The data scientist on my team and I were never afforded the opportunity to work on the CCAT’s analysis full-time. COVID-19 analysis became a collateral duty on top of the collateral duties already assigned to us. This in and of itself is not a large mis-step. However, when asked to address a flawed procurement, data scientists should be enabled with adequate time to address the shortcomings. With data scientists removed from the decision-making process, are senior leaders being informed about how the timelines attached to an analysis request impact the depth and level of accuracy the data scientists can provide?

I am inclined to think senior leaders are not given these explanations. The Coast Guard’s COVID-19 case numbers display this.
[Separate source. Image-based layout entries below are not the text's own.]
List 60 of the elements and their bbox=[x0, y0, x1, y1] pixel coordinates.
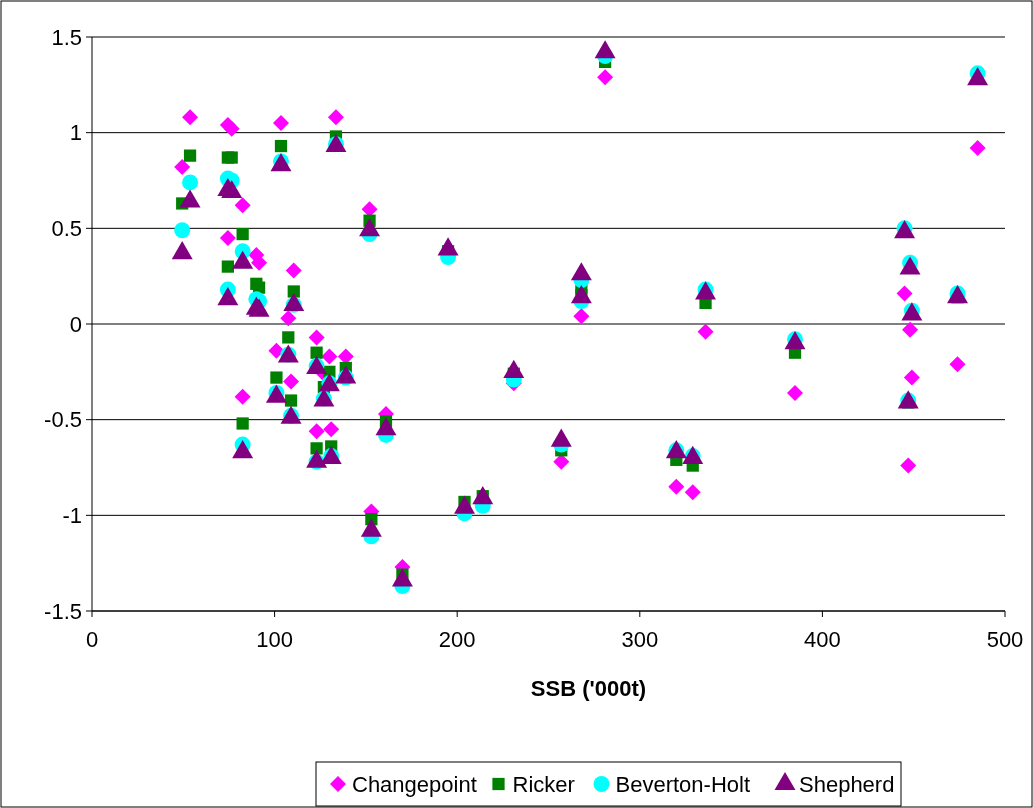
y-tick-label: -0.5 bbox=[44, 407, 82, 433]
point bbox=[236, 227, 249, 241]
x-tick-label: 200 bbox=[438, 627, 476, 652]
y-tick-label: 0.5 bbox=[51, 216, 82, 242]
point bbox=[573, 308, 590, 325]
x-tick-label: 300 bbox=[621, 627, 659, 652]
point bbox=[310, 346, 323, 359]
point bbox=[684, 484, 701, 501]
point bbox=[219, 229, 236, 246]
x-tick-label: 0 bbox=[85, 627, 99, 652]
point bbox=[327, 109, 344, 126]
point bbox=[221, 260, 234, 273]
x-tick-label: 400 bbox=[804, 627, 841, 652]
point bbox=[323, 421, 340, 438]
legend-label: Ricker bbox=[512, 771, 575, 797]
y-tick-label: -1.5 bbox=[44, 598, 82, 624]
point bbox=[969, 139, 986, 156]
point bbox=[234, 388, 251, 405]
point bbox=[321, 348, 338, 365]
point bbox=[274, 139, 288, 153]
point bbox=[268, 342, 285, 359]
point bbox=[182, 174, 199, 191]
point bbox=[949, 356, 966, 373]
point bbox=[282, 331, 295, 344]
point bbox=[280, 310, 297, 327]
point bbox=[284, 394, 298, 407]
y-tick-label: -1 bbox=[62, 503, 82, 529]
point bbox=[174, 159, 191, 176]
point bbox=[174, 222, 191, 239]
y-tick-label: 1 bbox=[69, 120, 82, 146]
point bbox=[234, 197, 251, 214]
point bbox=[287, 285, 300, 298]
x-axis-title: SSB ('000t) bbox=[530, 676, 647, 701]
legend-label: Shepherd bbox=[799, 771, 895, 797]
point bbox=[902, 321, 919, 338]
point bbox=[223, 120, 240, 137]
x-tick-label: 100 bbox=[256, 627, 293, 652]
point bbox=[270, 371, 283, 384]
point bbox=[697, 323, 714, 340]
legend-label: Beverton-Holt bbox=[615, 771, 751, 797]
point bbox=[236, 417, 249, 430]
point bbox=[283, 373, 300, 390]
point bbox=[182, 109, 199, 126]
point bbox=[900, 457, 917, 474]
point bbox=[225, 151, 238, 164]
point bbox=[285, 262, 302, 279]
legend-label: Changepoint bbox=[352, 771, 477, 797]
point bbox=[310, 442, 323, 455]
point bbox=[903, 369, 920, 386]
point bbox=[308, 329, 325, 346]
point bbox=[272, 115, 289, 132]
y-tick-label: 1.5 bbox=[51, 24, 82, 50]
point bbox=[668, 478, 685, 495]
x-tick-label: 500 bbox=[986, 627, 1024, 652]
point bbox=[308, 423, 325, 440]
point bbox=[787, 384, 804, 401]
point bbox=[597, 69, 614, 86]
point bbox=[183, 149, 197, 162]
point bbox=[896, 285, 913, 302]
y-tick-label: 0 bbox=[69, 311, 82, 337]
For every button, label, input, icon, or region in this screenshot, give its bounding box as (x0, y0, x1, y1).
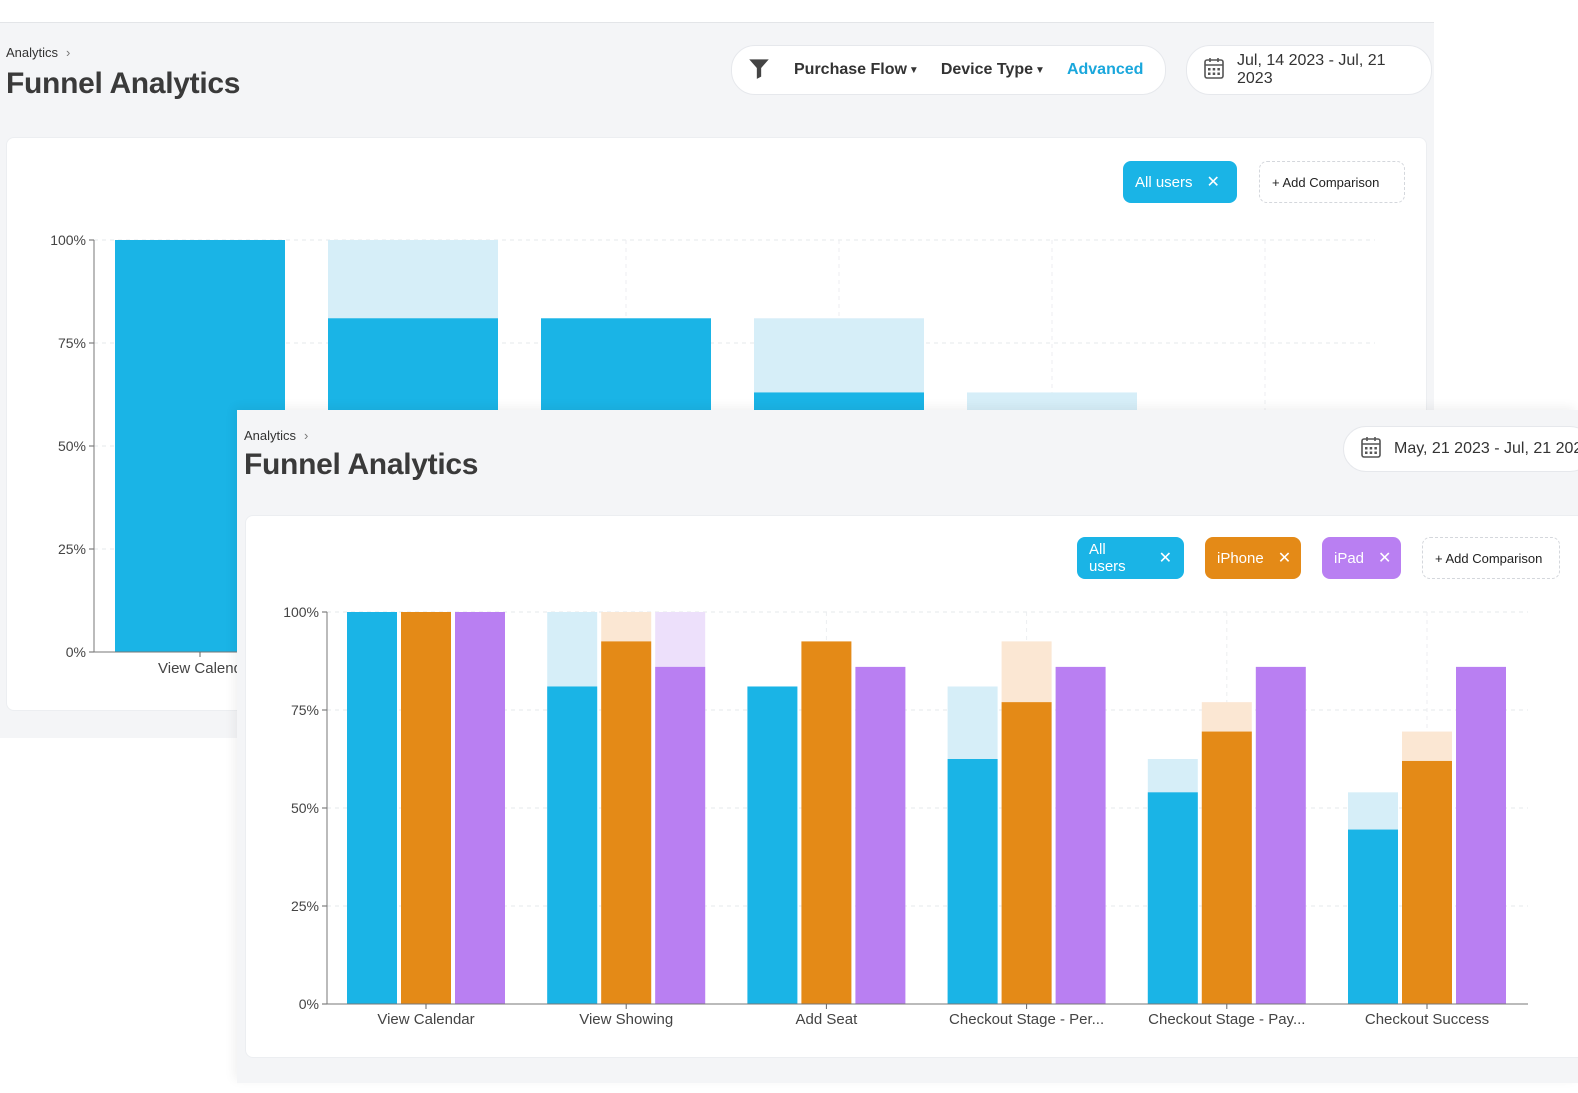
close-icon[interactable]: ✕ (1378, 550, 1392, 567)
chip-label: All users (1089, 541, 1126, 575)
funnel-analytics-window-front: Analytics › Funnel Analytics May, 21 202… (237, 410, 1578, 1083)
close-icon[interactable]: ✕ (1158, 550, 1172, 567)
bar-iphone (1001, 702, 1052, 1004)
x-tick-label: View Calendar (377, 1011, 474, 1028)
segment-chip-ipad[interactable]: iPad ✕ (1322, 537, 1401, 579)
bar-all-users (547, 686, 598, 1004)
y-tick-label: 75% (58, 335, 86, 351)
close-icon[interactable]: ✕ (1206, 174, 1220, 191)
x-tick-label: Checkout Stage - Per... (949, 1011, 1104, 1028)
breadcrumb-analytics-link[interactable]: Analytics (244, 428, 297, 443)
bar-all-users (347, 612, 397, 1004)
purchase-flow-dropdown[interactable]: Purchase Flow ▼ (794, 61, 919, 79)
funnel-bar-chart: 0% 25% 50% 75% 100% View Calendar View Showing… (283, 604, 1528, 1028)
breadcrumb-analytics-link[interactable]: Analytics (6, 45, 59, 60)
x-tick-label: Checkout Stage - Pay... (1148, 1011, 1305, 1028)
y-tick-label: 100% (283, 604, 319, 620)
date-range-text: May, 21 2023 - Jul, 21 2023 (1394, 440, 1578, 457)
bar-ipad (1456, 666, 1506, 1004)
x-tick-label: Add Seat (796, 1011, 859, 1028)
purchase-flow-label: Purchase Flow (794, 61, 907, 78)
page-title: Funnel Analytics (244, 448, 479, 481)
bar-all-users (1348, 829, 1398, 1004)
calendar-icon (1203, 56, 1225, 85)
add-comparison-button[interactable]: + Add Comparison (1422, 537, 1560, 579)
chip-label: All users (1135, 173, 1193, 191)
filter-icon[interactable] (746, 55, 772, 86)
filter-bar: Purchase Flow ▼ Device Type ▼ Advanced (731, 45, 1167, 95)
chevron-right-icon: › (304, 428, 309, 443)
bar-ipad (455, 612, 505, 1004)
bar-iphone (601, 641, 652, 1004)
segment-chip-iphone[interactable]: iPhone ✕ (1205, 537, 1301, 579)
bar-iphone (1402, 760, 1452, 1004)
bar-all-users (947, 759, 998, 1004)
bar-ipad (1255, 666, 1306, 1004)
bar-iphone (401, 612, 451, 1004)
x-tick-label: View Calend (158, 660, 242, 677)
breadcrumb: Analytics › (6, 45, 70, 60)
x-tick-label: View Showing (579, 1011, 673, 1028)
date-range-picker[interactable]: Jul, 14 2023 - Jul, 21 2023 (1186, 45, 1432, 95)
bar-iphone (1201, 731, 1252, 1004)
y-tick-label: 25% (58, 541, 86, 557)
device-type-label: Device Type (940, 61, 1034, 78)
y-tick-label: 50% (58, 438, 86, 454)
bar-all-users (1147, 792, 1198, 1004)
bar-ipad (655, 666, 706, 1004)
page-title: Funnel Analytics (6, 67, 241, 100)
bar-ipad (855, 666, 906, 1004)
segment-chip-all-users[interactable]: All users ✕ (1123, 161, 1237, 203)
segment-chip-all-users[interactable]: All users ✕ (1077, 537, 1184, 579)
x-tick-label: Checkout Success (1365, 1011, 1489, 1028)
caret-down-icon: ▼ (908, 64, 919, 76)
y-tick-label: 0% (66, 644, 86, 660)
y-tick-label: 100% (50, 232, 86, 248)
chevron-right-icon: › (66, 45, 71, 60)
calendar-icon (1360, 435, 1382, 464)
device-type-dropdown[interactable]: Device Type ▼ (941, 61, 1045, 79)
chip-label: iPhone (1217, 549, 1264, 567)
chip-label: iPad (1334, 549, 1365, 567)
y-tick-label: 25% (291, 898, 319, 914)
date-range-text: Jul, 14 2023 - Jul, 21 2023 (1237, 52, 1386, 87)
close-icon[interactable]: ✕ (1277, 550, 1292, 567)
y-tick-label: 0% (299, 996, 319, 1012)
funnel-chart-card: All users ✕ iPhone ✕ iPad ✕ + Add Compar… (245, 515, 1578, 1058)
advanced-link[interactable]: Advanced (1066, 61, 1144, 78)
bar-ipad (1055, 666, 1106, 1004)
y-tick-label: 75% (291, 702, 319, 718)
bar-all-users (747, 686, 798, 1004)
date-range-picker[interactable]: May, 21 2023 - Jul, 21 2023 (1343, 426, 1578, 472)
bar-iphone (801, 641, 852, 1004)
add-comparison-button[interactable]: + Add Comparison (1259, 161, 1405, 203)
caret-down-icon: ▼ (1035, 64, 1045, 76)
y-tick-label: 50% (291, 800, 319, 816)
breadcrumb: Analytics › (244, 428, 308, 443)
The Coast Guard obviously saw value in tracking COVID-19 cases that were clinically diagnosed without receiving confirmation from a positive test, because the Coast Guard procured a tool that sorted clinical diagnosis in the same category as cases confirmed via a positive test (i.e. isolated). This makes sense, as a clinically diagnosed member is equally as unavailable to the workforce as a member whose case is confirmed with a positive test. But again, the Coast Guard removed the data scientists closest to the data from the decision-making process. Then, the Coast Guard compounded the problem by not allowing time to address the shortcomings of the procured tool.

Over the course of two years a small gap can grow to become a large one. The COVID-19 cases reported to DHS and Coast Guard senior leaders remained the filtered down case counts (i.e. confirmed via a positive test). Completely separately and unreported, the COVID-19 cases that resulted in a member who is unavailable to the workforce (i.e. personnel with an isolated personal status) rose. At the time of writing the gap between these two COVID-19 case counts widened to a difference over 1,600 cases. To put this value into perspective, at the time of writing the Coast Guard reported 8,128 cases. This error amounts to nearly twenty percent (~20%) of the total number of cases reported.

Isolated and reported cases over time.

The Solution: Who is the Commandant’s Data Scientist?

Corrections to the three problems are reasonable, actionable, and interrelated. To avoid the data scientist/analysis paradox, ensure data scientists are present to both frame and receive contracted analysis and analytic procurements. This is interrelated to solving the second problem, which necessitates including data scientists (at both the senior and junior levels) in decision-making processes. And each of the first two problems are interrelated to the third problem, ensuring data scientists are given analysis opportunities to combat skill decay.

Referencing Occam’s Razor:

“The simplest solution is almost always the best [solution].” 6

A simple solution would be to pair data scientists with admirals, like (or perhaps as) admiral’s aides. Exactly as it happens between admirals and their aides currently, data scientists and admirals could form a relationship of trust. All three problems would begin to be addressed by not contracting analysis and enabling internal data scientists to tackle the Coast Guard’s largest questions. Paired with an admiral, a data scientist would be right there to advocate, “Analysis can inform this decision. Let’s do this analysis internally.” And perhaps in the future when a procurement, strategy or decision-making process does not make sense, the workforce will ask, “Who is the Commandant’s data scientist?”


These views are mine and should not be construed as the views of the U.S. Coast Guard.